Title: Separate Kingdoms
Author: Valerie Laken
Publisher: Harper Perennial
Publication Date: March 29, 2011
Paperback: 224 pages
ISBN: 978-0060840945
Genre: Fiction, Short Stories
![]()
From Valerie Laken, the Pushcart Prize–winning author of Dream House, comes a powerful collection of short stories charting the divisions and collisions between cultures and nations, families and outsiders, and partners and misfits searching for love. Set in Russia and the United States, these are boldly innovative stories—tales of fractured, misplaced characters moving beyond the borders of their isolation and reaching for the connections that will make them whole.

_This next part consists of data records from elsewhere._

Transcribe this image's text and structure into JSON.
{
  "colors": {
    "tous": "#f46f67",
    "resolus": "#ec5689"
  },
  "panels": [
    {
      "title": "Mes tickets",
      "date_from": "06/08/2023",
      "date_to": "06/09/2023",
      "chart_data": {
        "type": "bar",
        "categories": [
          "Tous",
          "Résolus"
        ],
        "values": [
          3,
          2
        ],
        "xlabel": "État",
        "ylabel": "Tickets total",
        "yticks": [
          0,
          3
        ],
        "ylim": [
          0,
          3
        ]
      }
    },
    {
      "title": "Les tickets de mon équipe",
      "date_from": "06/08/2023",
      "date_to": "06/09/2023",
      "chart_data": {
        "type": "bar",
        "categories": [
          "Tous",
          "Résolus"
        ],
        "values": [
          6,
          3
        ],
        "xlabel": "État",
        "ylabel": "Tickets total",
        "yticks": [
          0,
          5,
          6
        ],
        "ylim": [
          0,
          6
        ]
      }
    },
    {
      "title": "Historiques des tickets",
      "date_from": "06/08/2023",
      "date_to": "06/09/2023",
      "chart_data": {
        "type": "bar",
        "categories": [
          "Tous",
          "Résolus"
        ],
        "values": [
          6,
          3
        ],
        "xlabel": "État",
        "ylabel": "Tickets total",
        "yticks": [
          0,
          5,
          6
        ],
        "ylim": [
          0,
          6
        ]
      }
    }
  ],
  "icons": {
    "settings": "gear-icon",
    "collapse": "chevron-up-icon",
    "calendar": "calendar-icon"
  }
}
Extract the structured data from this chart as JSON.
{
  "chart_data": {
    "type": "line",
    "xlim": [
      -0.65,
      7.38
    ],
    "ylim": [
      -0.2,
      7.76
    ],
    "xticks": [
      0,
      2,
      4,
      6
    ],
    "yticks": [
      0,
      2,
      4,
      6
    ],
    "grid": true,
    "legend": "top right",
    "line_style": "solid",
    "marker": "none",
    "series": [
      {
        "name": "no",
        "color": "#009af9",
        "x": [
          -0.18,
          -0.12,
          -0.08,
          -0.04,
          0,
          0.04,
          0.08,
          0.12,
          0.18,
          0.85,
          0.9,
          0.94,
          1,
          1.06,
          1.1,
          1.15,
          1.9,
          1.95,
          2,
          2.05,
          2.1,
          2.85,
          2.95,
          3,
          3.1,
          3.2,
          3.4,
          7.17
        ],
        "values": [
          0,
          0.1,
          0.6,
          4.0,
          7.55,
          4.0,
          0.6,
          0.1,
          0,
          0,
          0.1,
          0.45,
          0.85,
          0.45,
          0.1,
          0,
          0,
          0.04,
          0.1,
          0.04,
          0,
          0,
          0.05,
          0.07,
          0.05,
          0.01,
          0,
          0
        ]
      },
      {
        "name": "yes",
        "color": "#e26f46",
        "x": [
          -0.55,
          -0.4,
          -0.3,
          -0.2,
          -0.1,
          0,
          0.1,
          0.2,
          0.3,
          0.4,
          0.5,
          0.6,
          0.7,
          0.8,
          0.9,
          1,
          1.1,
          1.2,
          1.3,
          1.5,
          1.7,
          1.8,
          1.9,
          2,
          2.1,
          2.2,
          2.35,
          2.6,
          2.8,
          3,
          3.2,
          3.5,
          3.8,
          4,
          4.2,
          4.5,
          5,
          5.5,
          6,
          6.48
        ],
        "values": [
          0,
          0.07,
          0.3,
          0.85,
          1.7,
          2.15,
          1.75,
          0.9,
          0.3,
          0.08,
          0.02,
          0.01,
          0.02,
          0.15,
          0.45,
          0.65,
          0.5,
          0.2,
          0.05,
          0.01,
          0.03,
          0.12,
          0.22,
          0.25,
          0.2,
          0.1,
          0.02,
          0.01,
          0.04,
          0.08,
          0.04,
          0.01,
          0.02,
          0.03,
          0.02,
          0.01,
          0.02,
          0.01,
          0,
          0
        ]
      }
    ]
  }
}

A family, shaken by an industrial accident, is divided, its members isolated in their home and only able to understand one another from their separate rooms. A young gay couple travels to Russia to meet the child they’re desperately trying to adopt, but the experience reveals an emotional divide between the parents-to-be. A recent amputee removes herself from her body to keep her husband at bay. And the idyllic village life of a blind Russian boy is disrupted by an American dentist and the wonders of racy Western magazines. Separate Kingdoms is a rich and satisfying collection that traverses the distances between people and places in each marvelously rendered story.
My Review:
Separate Kingdoms by Valerie Laken is comprised of eight short stories which will take the reader through varying degrees of emotions as the stories speak of strained relationships and the ties that bind but also separate. Three of the stories occur in Russia, the remaining five in the United States, with only one featuring all Russians. Each short story is filled with an incredibly deep understanding of human nature. Separate Kingdoms is a collection of deeply rich, disturbing, bleak, and emotional stories. Laken’s characters are vividly intense and quite easy to relate with as each struggles with their own inner demons. What ties the stories together so well is the collective imperfectness of life; the masks people wear in public. What really hooked me to these stories was their lack of conflict resolution, which gives one pause for reflection on each story instead of a neat, tidy conclusion. Each story touched me in a unique manner and through Laken’s exquisite descriptions, I always felt I was with the narrator of each story whether it be the Metro in Moscow, or a hospital waiting room, Laken will bring the reader into each story. While Separate Kingdoms is not long, it is an exquisite volume of short stories, which need to be read and digested slowly. I would not hesitate to recommend Separate Kingdoms to any reader and especially to discussion groups, as Laken offers up a cornucopia of information to discuss.
Born and raised in Rockford, Illinois, Valerie Laken has lived and worked in Moscow, Russia; Prague, Czechoslovakia; Krakow, Poland; Madison, Wisconsin; Iowa City, Iowa; and Ann Arbor, Michigan. She received an MA in Slavic Literature and an MFA in Creative Writing from the University of Michigan.
Her work has appeared in Ploughshares, the Chicago Tribune, Michigan Quarterly Review, the Alaska Quarterly Review, the Antioch Review, and Meridian. Her honors include a Pushcart Prize, the Missouri Review Editors’ Prize, two Hopwood Awards, and an honorable mention in The Best American Short Stories.
Her first novel, Dream House, was inspired by her own experience buying and remodeling a home in which a murder had occurred.
Laken has taught at the University of Michigan and Carthage College, and is currently an Assistant Professor of English at the University of Wisconsin in Milwaukee, where she teaches creative writing.
Further information can be found on Valerie Laken’s website.
For more reviews of the book, please follow the book tour.
I received an ARC copy of Separate Kingdoms by Valerie Laken from TLC Book Tours to be a part of this tour and offer my honest review of the book. Receiving a complimentary copy in no way reflected my review of aforementioned book.









This looks like an outstanding read! Great review.
I adored this collection of short stories.
This has been on my list since I first heard about it! Bravo for Valerie! And for your lovely review!
Thank you. I do hope you read it, as the stories are pure genius.
This sounds like a fantastic short story collection. I’m adding it to my wish list.
Wonderful! Please let me know what you think after you read Separate Kingdoms. Enjoy.
I posted a review for this one yesterday. To be honest, I had a tough time writing a review of it. I LOVED the collection, but trying to figure out how to encapsulate these mammoth issues was difficult. I guess I’ll get better at it as I write more reviews. Great review, btw:)
I adored this collection of short stories and it was a difficult review to write as I did not want to give any of the stories away.
Short story collections have sparked the most intense debates for my book club – we may have to try this one next.
Thanks for your review for the tour!
This would make an excellent choice then, it is brilliant.